Background and Objective

Sea urchins exhibit radial holoblastic cleavage, eventually forming a blastula. Shortly after the blastula hatches from the fertilization membrance, the embryo begins gastrulation. Gastrulation begins when the vegetal side of the blastula begins to thicken and flatten. This flat sheet of cells is called the vegetal plate. In the center of the vegetal plate a small group of cells begins to change. These cells extend and contract long, thin filopodia. These cells then break off from the epithelium and migrate into the blastocoel. These migrating cells are known as the primary mesenchyme cells (PMCS). Eventually the migrating cells localize within the ventrolateral region of the blastocoel. It is in this area that the PMCs fuse together to form syncytial cables. Syncytial cables will eventually form the axis of the calcium carbonate spiculesof the larval skeleton.

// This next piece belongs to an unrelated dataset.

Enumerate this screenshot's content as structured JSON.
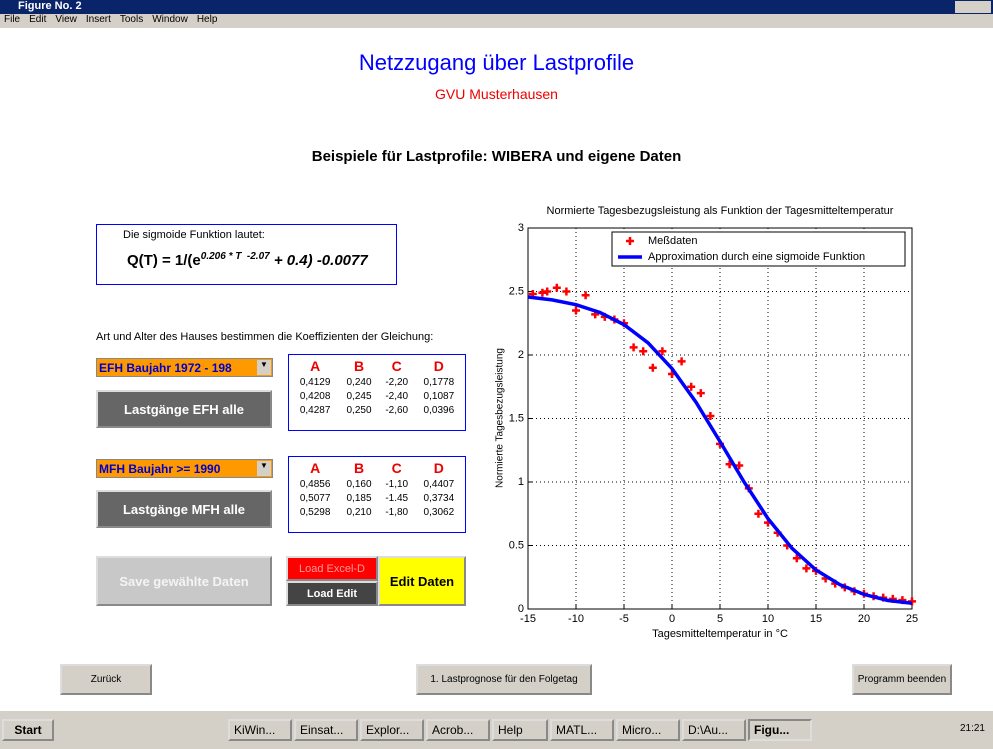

The purpose of this lab is to explore the development of spicules in a sea urchin's larval skeleton. NiCl2interferes with spicule and skeletal formation, by introducing half of the embryos into a solution of NiCl2, we hope to observe the effects of blocking skeleton formation. We will stain all of the embryos with an Ig8 immunoflourescent antibody. Ig8 will stain or 'tag' the primary mesenchyme cells of the developing embryo.